On April 5, 1979, President Carter addressed the nation and proposed to get rid of the price controls to ameliorate the shortages, but everyone knew that this would mean a vast increase in profits for oil companies, at least in the short term, which would be politically unpopular. Carter said that, “unless we tax the oil companies, they will reap huge and undeserved windfall profits. We must, therefore, impose a windfall profits tax on the oil companies to capture part of this money for the American people.”
In a follow-up message (H. Doc. 96-107), Carter proposed to dedicate the proceeds of the tax to a new Energy Security Trust Fund to provide aid to low-income households affected by higher energy prices, an array of energy research and conservation activities, and up to $350 million per year for mass transit.
The House passed a bill in June 1979 that would have raised an estimated $16 billion per year from the gross proceeds of the windfall tax, dedicated to an Energy Trust Fund (the spending from which was to be decided in future legislation), but House Public Works and Transportation chairman Jim Howard (D-NJ) developed an alternate use for some of the moneys.

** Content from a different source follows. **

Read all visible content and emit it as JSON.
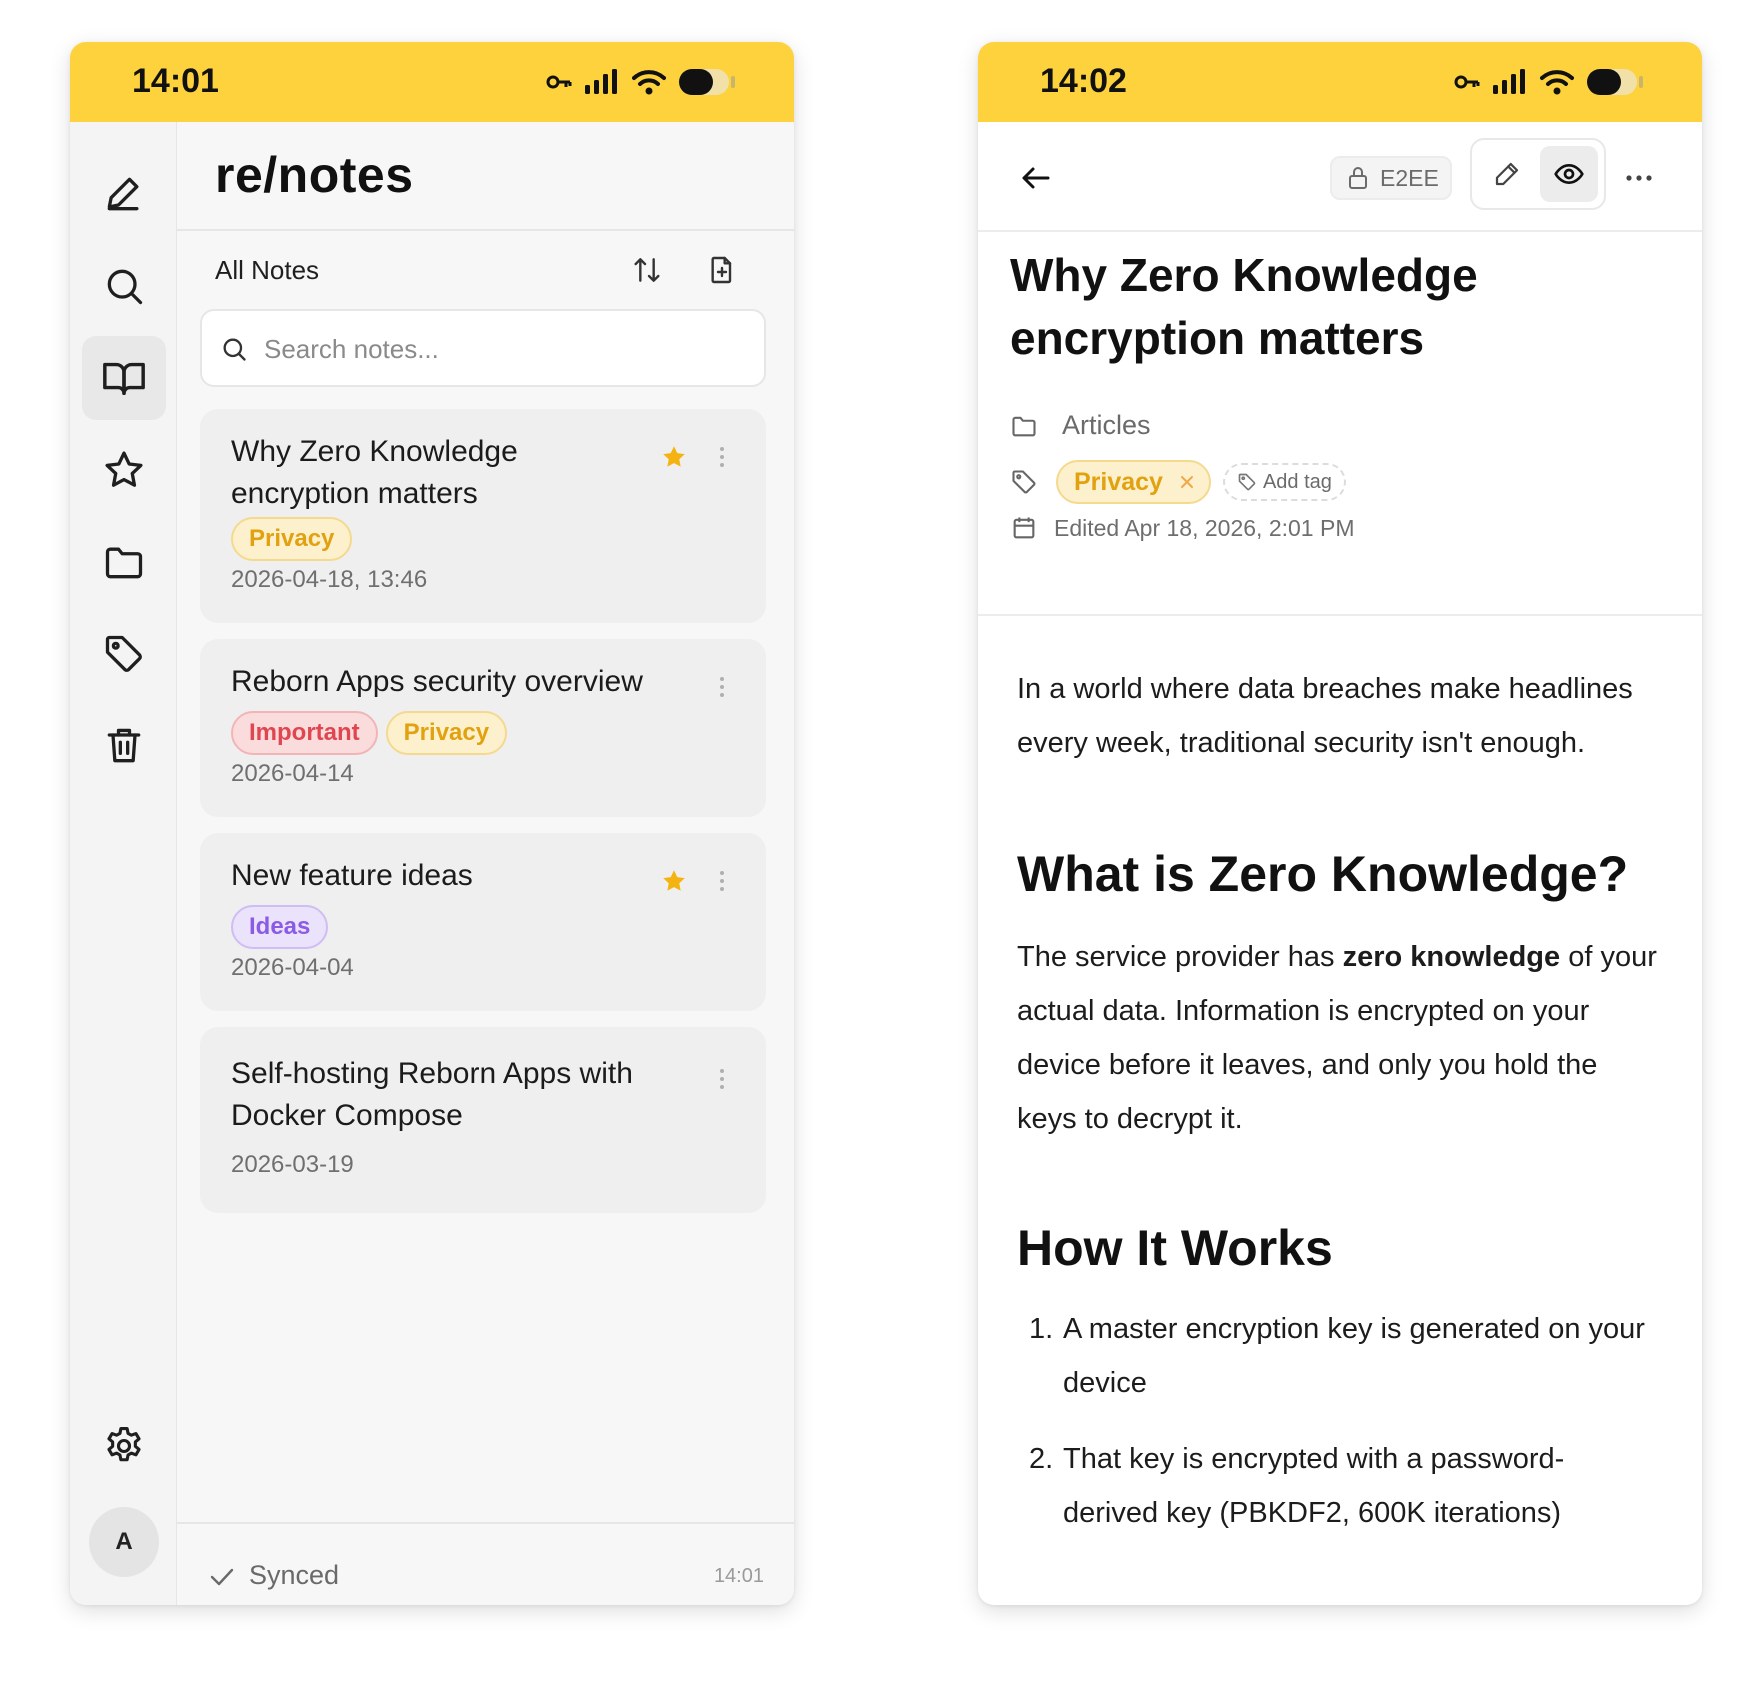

His bill (H.R. 6207, 96th Congress) would have dedicated 25 percent of the windfall profits tax receipts to a new Public Transportation Trust Fund and would have authorized $39.9 billion in additional spending for mass transit over ten years (FY 1981-1990) from the Trust Fund.
The proposed “windfall profits tax” was not actually a tax on corporate profits – that would have created even more incentives for companies to use creative accounting, writeoffs and tax shelters – but was instead an excise tax on crude oil based on the difference between the market price of a barrel and an inflation-adjusted 1979 base price. CBO Director Alice Rivlin warned Howard’s committee in July 1979 that Congress had to be careful when authorizing spending from any trust fund based on crude oil prices since the revenues “are extremely sensitive to future OPEC prices which are very difficult to project…Earmarking such an unpredictable source of revenues for programs in energy and transportation – areas where long-term investments are often needed before programs yield results – could hinder Congressional decision making.”
Congress heeded Rivlin’s advice, and the version of the oil “windfall profits” tax bill that was enacted into law in April 1980 (P.L. 96-223) did not dedicate any money to a trust fund. But what if Howard’s proposal had been successful?
It is eye-opening to look back and see just how right Rivlin was. Here are the Joint Committee on Taxation’s revenue estimates for the oil windfall profits bill at the time the bill was enacted (the gross proceeds, 25 percent of which Howard would have earmarked for a Public Transportation Trust Fund) versus the actual revenues collected by the Treasury:
An unexpected oil glut actually pushed global crude oil prices below the inflation-adjusted 1979 benchmark by the mid-80s. If Howard had been successful in capturing 25 percent of the gross proceeds of the tax for mass transit, then in the 1987-1990 period, his trust fund would have had essentially zero dollars coming in to liquidate the outlays from over $5 billion per year of new spending commitments.
The oil windfall profits tax serves as a cautionary tale for those who would solve the Highway Trust Fund’s current revenue problems by tying future receipts to extremely volatile commodity prices (like the price of a barrel of crude oil or the price of a gallon of gasoline) or those who would fund the Trust Fund by other mechanisms that are extremely hard to predict (like how many corporate CEOs will decide to voluntary repatriate overseas corporate income to the U.S. for a one-time tax holiday).